Cependant quelques filles de sa paroisse, dégoûtées du monde, formèrent le projet de se consacrer à Dieu dans

l'état de virginité. Elles allèrent trouver Pierre Fourrier, auquel elles communiquèrent leur dessein, en lui promettant de se soumettre aux réglemens qu'il leur prescrirait. Il leur répondit qu'elles devaient encore examiner leur vocation. Elles revinrent quelque temps après, et lui dirent qu'elles persistaient dans la même résolution. Il leur permit donc d'assister à la messe de la nuit de Noël, avec un habit noir et un voile sur la tête, pour marquer publiquement leur renonciation au monde.
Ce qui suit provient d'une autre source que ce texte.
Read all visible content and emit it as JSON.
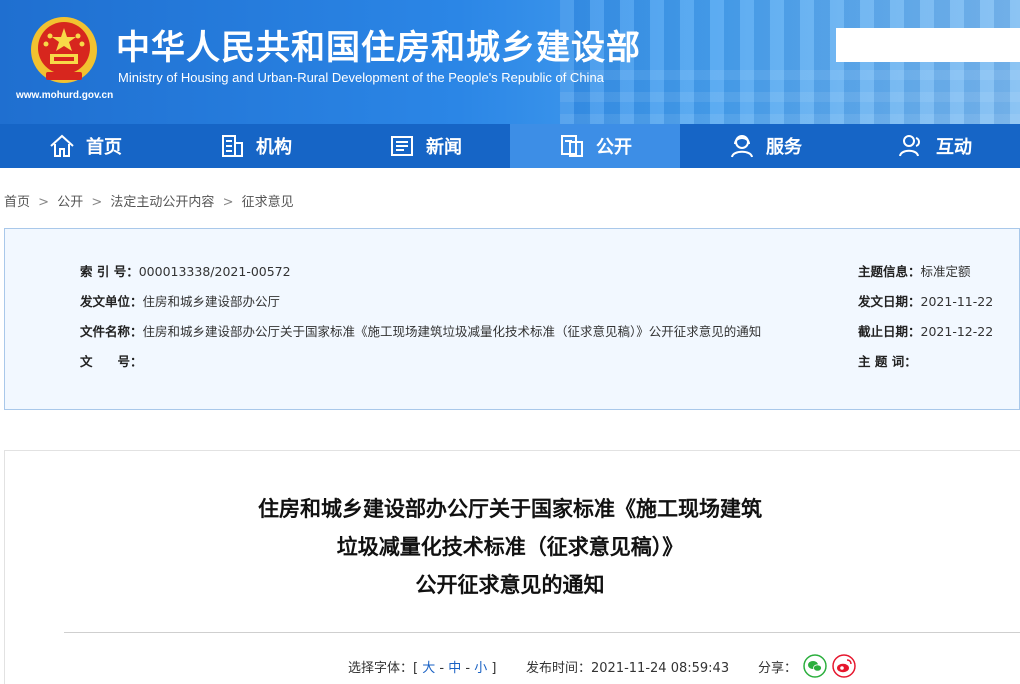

Telle fut la naissance de la congrégation des filles de Notre-Dame, destinées à l'instruction des enfans de leur sexe. Leur établissement en corps de communauté souffrit d'abord de grandes difficultés; mais Pierre Fourrier vint à bout de les lever. Il logea ces filles dans une maison de sa paroisse. Leur nombre s'étant considérablement augmenté, elles s'établirent dans plusieurs villes où on les demandait. Les services qu'elles rendaient, les firent universellement respecter. Enfin leur institut fut approuvé par les bulles de Paul V, du premier Février 1615, et du 6 Octobre 1616.

Lorsque le père de Matincour eut réglé tout ce qui concernait ses filles spirituelles, il s'occupa de la réforme de sa propre congrégation, afin de la mettre en état de rendre service à l'Eglise par l'instruction de la jeunesse, et par l'exercice des fonctions du saint ministère. L'évêque de Toul avait reçu une commission du Pape pour travailler à cette réforme; mais il n'espéra de succès qu'autant que le père de Matincour l'aiderait de ses lumières et de ses exemples. La bonne œuvre réussit au-delà de ses espérances. Les difficultés qu'on éprouva d'abord s'aplanirent; la réforme commença par quelques maisons particulières, et devint bientôt générale. Ceux qui l'embrassèrent prirent le titre de Congrégation de Notre-Sauveur. On en donna le gouvernement au P. Guignet, qui mourut trois ans après. On élut pour le remplacer le P. de Matincour, qui donna en cette occasion les plus grandes preuves de son humilité.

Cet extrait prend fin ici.